Google hosts Tech Slam intersecting everyday life with STEAM and CS

On one of the most beautiful days of fall, 250 students from Oakland, San Francisco, Mountain View and the surrounding areas descended on Google’s Sunnyvale campus for Tech Slam-an interactive experience “exploring how STEAM and computer science can take many forms in our everyday lives, specifically in the sports industry.” The industry event was sponsored by Google, The Hidden Genius Project, Warriors Community Foundation, and TEAM-Tech & Access Through Mentoring.  



At check-in students received a swag bag with a passport map guiding them through interactive stations from Daydream Google VR, Glover Center VR, Jacquard by Google Levis Jacket, Kick’N It, and EA Games and other exhibitors.
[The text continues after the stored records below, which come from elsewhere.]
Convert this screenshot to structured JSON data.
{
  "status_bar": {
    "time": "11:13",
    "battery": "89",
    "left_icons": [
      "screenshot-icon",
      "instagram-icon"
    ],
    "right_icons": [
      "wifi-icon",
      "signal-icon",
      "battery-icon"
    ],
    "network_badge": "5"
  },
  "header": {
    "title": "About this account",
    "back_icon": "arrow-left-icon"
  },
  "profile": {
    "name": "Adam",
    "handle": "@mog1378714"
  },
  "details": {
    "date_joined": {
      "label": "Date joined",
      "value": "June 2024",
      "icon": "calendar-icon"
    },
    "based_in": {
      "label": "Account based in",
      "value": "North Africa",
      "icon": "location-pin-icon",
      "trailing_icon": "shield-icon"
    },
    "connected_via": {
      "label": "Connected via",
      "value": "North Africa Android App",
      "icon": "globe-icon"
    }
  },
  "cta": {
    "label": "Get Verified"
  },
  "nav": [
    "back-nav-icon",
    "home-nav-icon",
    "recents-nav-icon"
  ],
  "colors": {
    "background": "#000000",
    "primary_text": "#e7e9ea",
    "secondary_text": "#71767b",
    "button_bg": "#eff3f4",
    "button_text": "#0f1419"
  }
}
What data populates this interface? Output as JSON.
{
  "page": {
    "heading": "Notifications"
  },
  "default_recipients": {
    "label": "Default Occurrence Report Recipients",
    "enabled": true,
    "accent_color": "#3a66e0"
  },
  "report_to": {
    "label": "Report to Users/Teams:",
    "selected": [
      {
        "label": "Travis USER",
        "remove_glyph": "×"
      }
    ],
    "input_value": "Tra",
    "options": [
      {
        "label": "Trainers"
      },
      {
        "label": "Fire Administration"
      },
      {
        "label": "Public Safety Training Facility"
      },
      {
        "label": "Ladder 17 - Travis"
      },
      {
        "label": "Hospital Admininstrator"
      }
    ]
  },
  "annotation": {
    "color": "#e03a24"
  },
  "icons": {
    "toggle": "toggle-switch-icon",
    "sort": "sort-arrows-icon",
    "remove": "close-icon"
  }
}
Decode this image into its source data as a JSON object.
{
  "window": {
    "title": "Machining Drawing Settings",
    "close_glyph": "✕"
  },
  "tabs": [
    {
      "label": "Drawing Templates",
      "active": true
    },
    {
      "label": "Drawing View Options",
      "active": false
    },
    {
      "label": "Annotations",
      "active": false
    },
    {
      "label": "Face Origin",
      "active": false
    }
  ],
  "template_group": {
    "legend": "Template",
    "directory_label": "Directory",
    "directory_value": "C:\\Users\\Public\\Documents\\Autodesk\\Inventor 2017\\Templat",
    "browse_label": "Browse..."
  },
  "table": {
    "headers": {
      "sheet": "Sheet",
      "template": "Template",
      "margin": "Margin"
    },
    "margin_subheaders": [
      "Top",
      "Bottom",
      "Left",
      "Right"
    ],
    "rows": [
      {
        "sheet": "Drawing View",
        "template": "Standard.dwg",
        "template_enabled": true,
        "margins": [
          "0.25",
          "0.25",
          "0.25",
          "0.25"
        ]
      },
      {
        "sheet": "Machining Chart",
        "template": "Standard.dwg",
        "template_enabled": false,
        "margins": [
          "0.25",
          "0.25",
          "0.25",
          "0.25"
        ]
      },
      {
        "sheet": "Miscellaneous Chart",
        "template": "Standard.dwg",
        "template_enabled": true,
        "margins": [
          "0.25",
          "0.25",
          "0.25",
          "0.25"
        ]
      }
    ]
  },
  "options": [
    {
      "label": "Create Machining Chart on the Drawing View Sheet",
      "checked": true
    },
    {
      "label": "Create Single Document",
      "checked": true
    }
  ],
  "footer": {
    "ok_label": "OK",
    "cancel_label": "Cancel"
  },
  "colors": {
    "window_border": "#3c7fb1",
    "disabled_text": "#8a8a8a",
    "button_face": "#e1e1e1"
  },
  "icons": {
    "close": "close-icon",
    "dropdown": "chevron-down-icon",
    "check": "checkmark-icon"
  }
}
Google’s Daraiha Green and Justine Steele opened the Halftime remarks where SVP David Drummond announced The Hidden Genius Project as the recipient of a million-dollar award. The Hidden Genius Project “trains and mentors Black male youth in technology creation, entrepreneurship, and leadership skills to transform their lives and communities.” 

Students heard from Golden State Warriors, Andre Iguodala and JaVale McGee, Sunnyvale Mayor, Glenn Hendricks and CA State Superintendent of Public Instruction Tom Torlakson.




After the pep talk, students disbursed to breakout sessions where students talked to experts about higher education, the arts, big data, and entrepreneurship. 



Afterwards they worked in teams, guided by The Hidden Genius Project, coding to program robots. Students participated in a raffle and then proceeded home.
 



Programs like The Hidden Genius Project are very important for the community, per Google’s Diversity Gaps in Computer Science: Exploring the Underrepresentation of Girls, Blacks and Hispanics 2016 report, 
Black (58%) and Hispanic (50%) students are less likely than White students (68%) to use a computer at home at least most days of the week. This could influence their confidence in learning CS because, as this study finds, students who use computers less at home are less confident in their ability to learn CS.